The federal agency released Wednesday its updated National Seismic Hazard Model, which predicts where earthquakes are likely to occur, and at what frequency and strength.
“About a third of the population live in places where very strong shaking from rare earthquakes is anticipated,” USGS said. “High risk is recognized along the west coast of the U.S., in parts of Nevada and Utah, and in parts of the central and eastern U.S. near Memphis and Charleston.”
That’s reflected in the agency’s risk map, which highlights the chance of a “damaging earthquake” striking a given location in the next century.
Most of the southeast is green, meaning the risk is low.
But for a large chunk of South Carolina, that risk jumps to between 19 and 36 percent. The same is true for most of western Tennessee and a sliver of land in the southeastern portion of the state.
In Charleston and Memphis, the chances of a damaging quake scoot up to between 36 and 74 percent — one percentage bracket lower than a California-level disaster.
Several areas in the Midwest and eastern United States experienced this “uptick” in what USGS refers to as “ground shaking hazard.” The agency attributes the higher risk to population spikes and improvements to their estimation methods.
“Many populated centers are coincident with areas of higher ground shaking hazard, not only across the western U.S., where most earthquakes occur, but also within the central and eastern U.S. where earthquakes are less common,” USGS said.
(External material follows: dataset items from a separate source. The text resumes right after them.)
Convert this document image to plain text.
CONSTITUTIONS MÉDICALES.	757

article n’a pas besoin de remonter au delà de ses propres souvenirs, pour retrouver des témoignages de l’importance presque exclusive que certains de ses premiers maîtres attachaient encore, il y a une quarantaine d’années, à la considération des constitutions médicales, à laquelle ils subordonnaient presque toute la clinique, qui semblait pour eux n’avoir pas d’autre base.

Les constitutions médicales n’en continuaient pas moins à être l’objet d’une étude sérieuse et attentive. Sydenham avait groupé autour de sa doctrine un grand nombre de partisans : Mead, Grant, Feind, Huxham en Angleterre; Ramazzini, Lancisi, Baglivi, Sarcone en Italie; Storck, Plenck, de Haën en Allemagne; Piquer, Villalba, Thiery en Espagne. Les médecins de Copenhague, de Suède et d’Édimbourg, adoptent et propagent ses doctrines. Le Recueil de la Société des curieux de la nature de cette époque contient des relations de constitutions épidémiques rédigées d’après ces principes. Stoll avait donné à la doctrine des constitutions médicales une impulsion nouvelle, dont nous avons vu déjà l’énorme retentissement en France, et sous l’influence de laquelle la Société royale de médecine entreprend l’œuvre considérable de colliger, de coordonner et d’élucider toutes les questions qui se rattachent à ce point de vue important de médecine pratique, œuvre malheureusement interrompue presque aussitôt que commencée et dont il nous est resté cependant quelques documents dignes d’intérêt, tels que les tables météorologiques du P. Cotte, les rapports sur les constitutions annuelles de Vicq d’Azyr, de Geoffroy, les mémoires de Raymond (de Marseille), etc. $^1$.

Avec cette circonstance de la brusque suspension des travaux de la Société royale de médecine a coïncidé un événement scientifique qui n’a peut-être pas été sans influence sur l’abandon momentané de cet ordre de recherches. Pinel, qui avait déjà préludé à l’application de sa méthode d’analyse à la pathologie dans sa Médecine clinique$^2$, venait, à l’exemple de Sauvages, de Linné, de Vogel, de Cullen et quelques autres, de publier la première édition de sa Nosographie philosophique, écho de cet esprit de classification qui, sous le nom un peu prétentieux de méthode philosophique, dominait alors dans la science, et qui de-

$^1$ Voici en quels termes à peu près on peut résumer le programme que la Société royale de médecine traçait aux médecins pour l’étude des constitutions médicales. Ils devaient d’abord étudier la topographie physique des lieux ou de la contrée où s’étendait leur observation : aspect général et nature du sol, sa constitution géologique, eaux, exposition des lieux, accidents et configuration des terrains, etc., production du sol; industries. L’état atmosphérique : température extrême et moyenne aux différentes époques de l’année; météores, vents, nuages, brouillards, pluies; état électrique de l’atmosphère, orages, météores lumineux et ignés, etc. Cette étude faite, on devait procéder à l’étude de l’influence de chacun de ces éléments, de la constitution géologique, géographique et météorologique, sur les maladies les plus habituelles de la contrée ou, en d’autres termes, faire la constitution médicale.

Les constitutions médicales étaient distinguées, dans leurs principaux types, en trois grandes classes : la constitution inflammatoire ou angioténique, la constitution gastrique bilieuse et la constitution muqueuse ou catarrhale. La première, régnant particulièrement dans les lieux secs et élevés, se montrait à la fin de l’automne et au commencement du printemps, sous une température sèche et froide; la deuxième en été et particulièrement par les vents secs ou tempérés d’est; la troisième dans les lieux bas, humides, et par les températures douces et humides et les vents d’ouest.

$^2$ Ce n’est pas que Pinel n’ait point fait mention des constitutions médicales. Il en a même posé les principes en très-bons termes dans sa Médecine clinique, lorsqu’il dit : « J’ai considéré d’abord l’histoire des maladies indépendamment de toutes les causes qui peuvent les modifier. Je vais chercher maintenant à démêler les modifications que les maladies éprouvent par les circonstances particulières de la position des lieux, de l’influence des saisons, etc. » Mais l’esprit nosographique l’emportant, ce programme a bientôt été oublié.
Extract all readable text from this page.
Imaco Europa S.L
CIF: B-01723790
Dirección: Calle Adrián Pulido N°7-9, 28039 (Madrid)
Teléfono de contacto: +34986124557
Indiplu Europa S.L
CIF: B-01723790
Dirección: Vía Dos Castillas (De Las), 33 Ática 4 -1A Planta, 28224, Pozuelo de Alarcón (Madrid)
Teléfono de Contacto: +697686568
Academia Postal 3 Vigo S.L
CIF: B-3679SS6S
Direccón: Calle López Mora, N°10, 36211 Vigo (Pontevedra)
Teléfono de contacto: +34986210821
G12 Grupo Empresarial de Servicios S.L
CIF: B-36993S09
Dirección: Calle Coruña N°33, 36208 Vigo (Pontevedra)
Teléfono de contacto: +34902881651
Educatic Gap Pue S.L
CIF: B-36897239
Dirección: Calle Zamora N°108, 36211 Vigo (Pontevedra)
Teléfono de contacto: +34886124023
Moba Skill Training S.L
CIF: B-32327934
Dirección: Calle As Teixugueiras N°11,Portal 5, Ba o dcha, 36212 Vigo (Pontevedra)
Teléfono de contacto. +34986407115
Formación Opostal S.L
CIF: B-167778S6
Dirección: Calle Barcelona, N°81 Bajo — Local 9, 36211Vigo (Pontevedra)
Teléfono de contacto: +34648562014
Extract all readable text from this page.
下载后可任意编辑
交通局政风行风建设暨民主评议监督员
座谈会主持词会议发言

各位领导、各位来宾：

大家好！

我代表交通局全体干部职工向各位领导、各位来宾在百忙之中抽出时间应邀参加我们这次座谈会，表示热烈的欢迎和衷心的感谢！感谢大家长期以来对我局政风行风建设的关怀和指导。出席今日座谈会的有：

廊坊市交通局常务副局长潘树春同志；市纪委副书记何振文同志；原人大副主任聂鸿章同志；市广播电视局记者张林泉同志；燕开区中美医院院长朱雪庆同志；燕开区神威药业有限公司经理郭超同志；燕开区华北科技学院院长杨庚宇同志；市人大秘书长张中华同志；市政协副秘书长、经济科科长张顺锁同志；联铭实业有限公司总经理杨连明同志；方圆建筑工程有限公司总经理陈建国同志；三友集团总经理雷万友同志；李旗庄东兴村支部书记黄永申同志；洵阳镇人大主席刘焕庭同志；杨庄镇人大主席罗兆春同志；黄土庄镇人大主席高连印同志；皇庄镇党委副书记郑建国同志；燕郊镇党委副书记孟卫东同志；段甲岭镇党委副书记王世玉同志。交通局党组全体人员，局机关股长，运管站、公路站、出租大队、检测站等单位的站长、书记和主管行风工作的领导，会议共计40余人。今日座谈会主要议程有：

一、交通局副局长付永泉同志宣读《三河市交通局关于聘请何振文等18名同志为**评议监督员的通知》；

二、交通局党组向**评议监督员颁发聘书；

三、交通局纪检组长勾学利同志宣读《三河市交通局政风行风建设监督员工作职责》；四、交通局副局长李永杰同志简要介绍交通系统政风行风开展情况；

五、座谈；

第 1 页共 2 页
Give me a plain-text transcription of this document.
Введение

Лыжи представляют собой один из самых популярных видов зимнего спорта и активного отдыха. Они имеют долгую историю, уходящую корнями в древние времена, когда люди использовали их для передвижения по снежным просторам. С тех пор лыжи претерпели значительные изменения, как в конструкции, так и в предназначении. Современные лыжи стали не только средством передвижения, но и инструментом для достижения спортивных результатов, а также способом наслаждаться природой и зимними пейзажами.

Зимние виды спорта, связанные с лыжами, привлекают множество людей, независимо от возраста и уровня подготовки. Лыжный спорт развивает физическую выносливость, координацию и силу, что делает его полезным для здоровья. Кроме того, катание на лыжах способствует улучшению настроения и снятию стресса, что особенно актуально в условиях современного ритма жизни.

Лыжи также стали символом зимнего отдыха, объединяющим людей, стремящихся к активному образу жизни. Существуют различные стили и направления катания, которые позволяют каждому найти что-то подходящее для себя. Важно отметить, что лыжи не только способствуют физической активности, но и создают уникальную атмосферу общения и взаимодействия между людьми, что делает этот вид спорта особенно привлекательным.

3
According to the report, earthquakes with magnitudes greater than 4.0 occurred in 21 states over the last six years. The list includes some more obvious locations, such as California and Alaska, but also snippets of the Midwest and East Coast.
Observations from those quakes are factored into the prediction models, which are in-turn used in building-code updates, USGS said.
Given humans’ propensity to live in areas where earthquakes occur, those updates are critical.
“More people live or work in areas of high or moderate seismic hazard than ever before, leading to higher risk of undesirable consequences from future ground shaking,” USGS said. “For example, about 1 in 10 people in the U.S. now live in high-hazard areas where strong shaking is likely during their lifetimes.”